Cette année, en juin, le président du SPBQ a fait appel au service d’une soixantaine de ruches, dont les coûts de location s’élevaient à 150 $ chacune pour une durée de trois semaines.

Et Daniel Gobeil n’est pas le seul à attendre l’arrivée des colonies — livrées par camion — dans ses champs. Selon le MAPAQ, les services de pollinisation sont la deuxième source de revenus des apiculteurs. Les ventes de miel représentent, quant à elles, 61 % du chiffre d’affaires.

« L’industrie a changé, note Pierre Giovenazzo, professeur à l’Université Laval et président du comité organisateur du Congrès international d’apiculture (Apimondia), qui se tiendra la semaine prochaine à Montréal. L’apiculteur se promène en camion avec ses ruches. Il n’y a plus d’abeilles sauvages. Le bleuet dépend à 90 % d’un insecte pollinisateur. »

Dans ce contexte, les spécialistes des abeilles y voient une occasion de diversifier leurs revenus et d’étirer leur saison au lieu d’attendre la vente de leur miel pour empocher le fruit de leur travail, explique le professeur.

« Ça permet de démarrer la saison », confirme Cyril Lapeyrie, gérant d’exploitation du volet apiculture d’Intermiel, l’un des plus grands acteurs de l’industrie apicole au Québec.

Cette année, l’entreprise située à Mirabel, dans les Basses-Laurentides, a loué quelque 5500 ruches à des producteurs de bleuets et de canneberges. La demande est là. 

PHOTO MARCO CAMPANOZZI, LA PRESSE

Cyril Lapeyrie, apiculteur

« Beaucoup d’apiculteurs ne vont devenir que des pollinisateurs », prévoit M. Lapeyrie.

Un virage que ne prendra pas Intermiel, assure Éléonore Macle, vice-présidente de l’entreprise. « L’important, c’est vraiment d’équilibrer le tout, explique-t-elle. La pollinisation, c’est quand même de l’énergie avec de la main-d’œuvre et du transport.

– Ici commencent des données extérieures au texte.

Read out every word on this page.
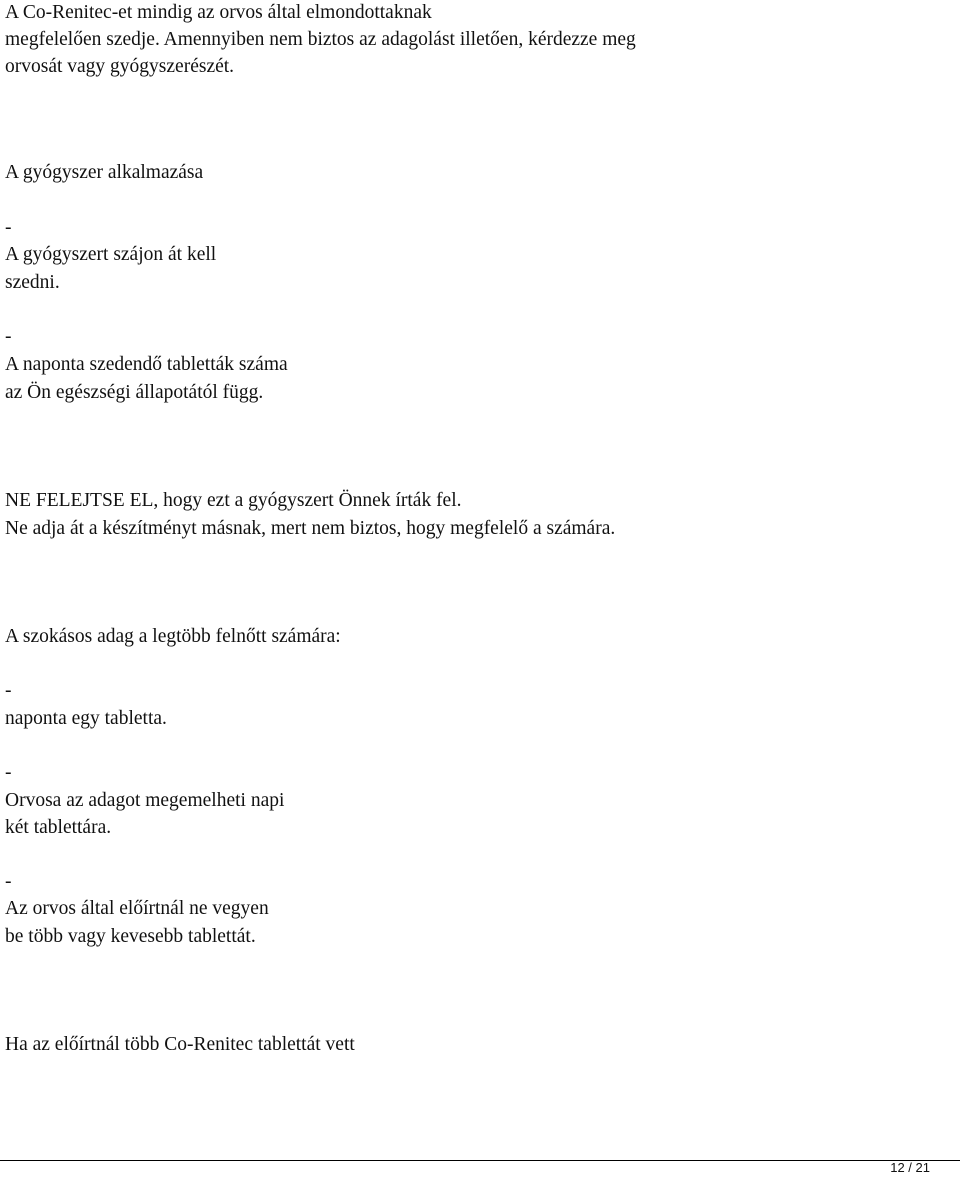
A Co-Renitec-et mindig az orvos által elmondottaknak
megfelelően szedje. Amennyiben nem biztos az adagolást illetően, kérdezze meg
orvosát vagy gyógyszerészét.
A gyógyszer alkalmazása
-
A gyógyszert szájon át kell
szedni.
-
A naponta szedendő tabletták száma
az Ön egészségi állapotától függ.
NE FELEJTSE EL, hogy ezt a gyógyszert Önnek írták fel.
Ne adja át a készítményt másnak, mert nem biztos, hogy megfelelő a számára.
A szokásos adag a legtöbb felnőtt számára:
-
naponta egy tabletta.
-
Orvosa az adagot megemelheti napi
két tablettára.
-
Az orvos által előírtnál ne vegyen
be több vagy kevesebb tablettát.
Ha az előírtnál több Co-Renitec tablettát vett
12 / 21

On ne voudrait jamais ne faire que de la pollinisation. »

L’entreprise souhaite continuer à se concentrer sur la production de miel et sur la mise en marché de produits dérivés.

À Ferme-Neuve, dans les Hautes-Laurentides, le propriétaire de Miels d’Anicet, Anicet Desrochers, a décidé de ne pas porter le chapeau de pollinisateur. Par choix. M. Desrochers déplore même cette idée de louer les services des abeilles. 

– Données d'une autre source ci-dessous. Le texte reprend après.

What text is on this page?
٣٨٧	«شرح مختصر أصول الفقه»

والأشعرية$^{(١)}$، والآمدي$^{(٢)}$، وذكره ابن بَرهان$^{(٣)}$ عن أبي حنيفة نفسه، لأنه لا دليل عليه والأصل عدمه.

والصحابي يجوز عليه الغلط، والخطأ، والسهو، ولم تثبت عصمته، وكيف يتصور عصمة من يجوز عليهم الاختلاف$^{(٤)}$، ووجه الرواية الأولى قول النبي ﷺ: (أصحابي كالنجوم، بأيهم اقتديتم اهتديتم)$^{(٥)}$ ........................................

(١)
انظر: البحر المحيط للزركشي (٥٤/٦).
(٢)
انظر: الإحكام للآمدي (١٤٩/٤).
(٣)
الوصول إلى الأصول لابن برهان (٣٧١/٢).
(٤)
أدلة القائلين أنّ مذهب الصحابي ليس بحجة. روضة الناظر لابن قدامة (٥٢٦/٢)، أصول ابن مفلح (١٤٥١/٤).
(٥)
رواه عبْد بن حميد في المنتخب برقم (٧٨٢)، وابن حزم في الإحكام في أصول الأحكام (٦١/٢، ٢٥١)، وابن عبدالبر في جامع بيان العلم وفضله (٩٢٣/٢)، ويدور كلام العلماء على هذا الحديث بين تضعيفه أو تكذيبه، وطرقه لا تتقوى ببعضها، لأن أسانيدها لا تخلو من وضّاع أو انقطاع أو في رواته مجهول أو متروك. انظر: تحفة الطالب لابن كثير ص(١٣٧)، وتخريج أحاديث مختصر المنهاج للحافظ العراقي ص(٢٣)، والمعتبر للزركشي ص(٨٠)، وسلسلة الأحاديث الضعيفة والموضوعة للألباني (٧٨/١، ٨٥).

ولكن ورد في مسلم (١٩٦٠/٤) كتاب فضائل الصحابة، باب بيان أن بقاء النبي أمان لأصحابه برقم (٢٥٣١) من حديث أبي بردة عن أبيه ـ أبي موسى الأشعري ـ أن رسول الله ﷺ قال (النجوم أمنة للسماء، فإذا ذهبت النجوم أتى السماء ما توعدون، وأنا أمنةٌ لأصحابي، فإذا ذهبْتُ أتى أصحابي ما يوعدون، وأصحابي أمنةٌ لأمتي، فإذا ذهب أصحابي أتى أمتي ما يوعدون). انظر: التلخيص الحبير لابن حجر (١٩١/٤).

Avant, il y avait des apiculteurs partout. Mais les modèles agricoles ont changé dans les années 80 et 90 avec l’arrivée des grandes cultures et des pesticides. Les bleuetières se sont développées. L’apiculteur s’est retrouvé à produire moins de miel et à être obligé de se déplacer plus loin pour faire du miel. Il est devenu un trucker d’abeilles.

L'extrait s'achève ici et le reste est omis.